Samara – England träumt vom Titel! Was an sich nicht neu ist. Denn die Sehnsucht nach dem ersten Triumph bei einer Fußball-WM seit 1966 gehört zum britischen Königreich wie Fish & Chips, Pubs und die Queen.
Was dieses Mal anders ist: Der Traum kann Wirklichkeit werden, denn England hat endlich wieder ein titelreifes Team. «Unsere Zeit ist gekommen. Alles deutet darauf hin, dass wir am 15. Juli den Pokal hoch heben dürfen», schrieb «The Sun». «Halbfinal-Götter» titelte der «Sunday Mirror» am Tag nach dem nicht berauschenden, aber souveränen 2:0 (1:0) im Viertelfinale gegen Schweden.

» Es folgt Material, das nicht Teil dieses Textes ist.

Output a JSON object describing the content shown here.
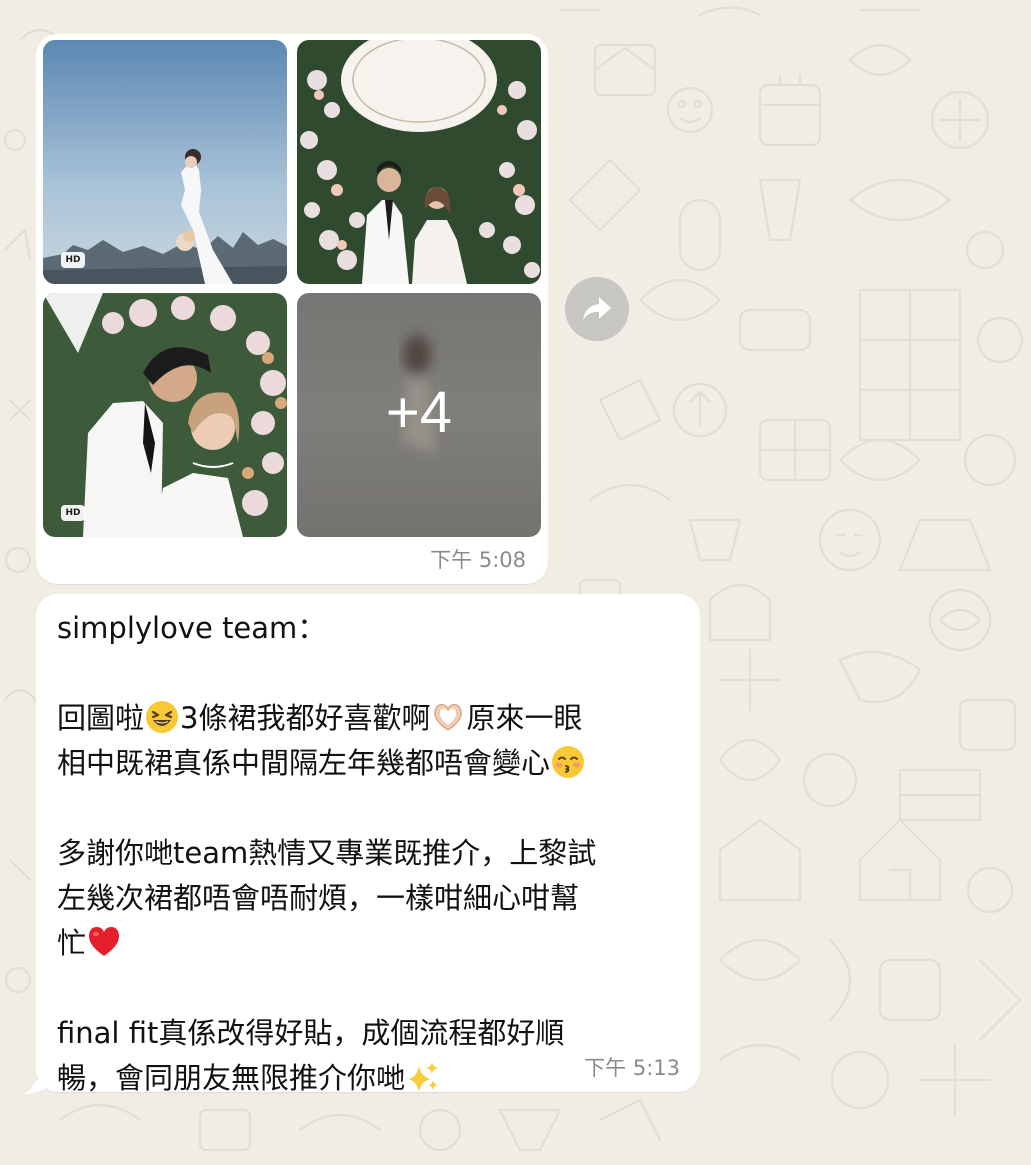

Erstmals seit 28 Jahren stehen die Three Lions bei einer WM wieder im Halbfinale, wo am Mittwoch in Moskau Kroatien der Gegner ist. «Ich war damals noch gar nicht geboren und jetzt schreiben wir unsere eigene Geschichte», sagte der überragende Torwart Jordan Pickford. 1990 war ein Schritt vor dem Endspiel im Elfmeterschießen gegen den späteren Champion Deutschland Schluss. 2018 wollen die Engländer ihren Weg bis zum Schluss gehen. Die Medien in der Heimat sprechen bereits von der «Southgate-Revolution», die ihre Krönung in einer Woche im Luschniki-Stadion mit dem Goldpokal erfahren soll.
«Wir haben den Jungs vor dem Spiel gesagt, dass wir noch eine Woche hier bleiben wollen», sagte Southgate, mit dem das neue England ganz eng verbunden ist. «Jetzt liegt es an uns, welche beiden Partien wir hier in Russland noch bestreiten.» Entweder Halbfinale und Finale oder Halbfinale und das unliebsame Spiel um Platz drei.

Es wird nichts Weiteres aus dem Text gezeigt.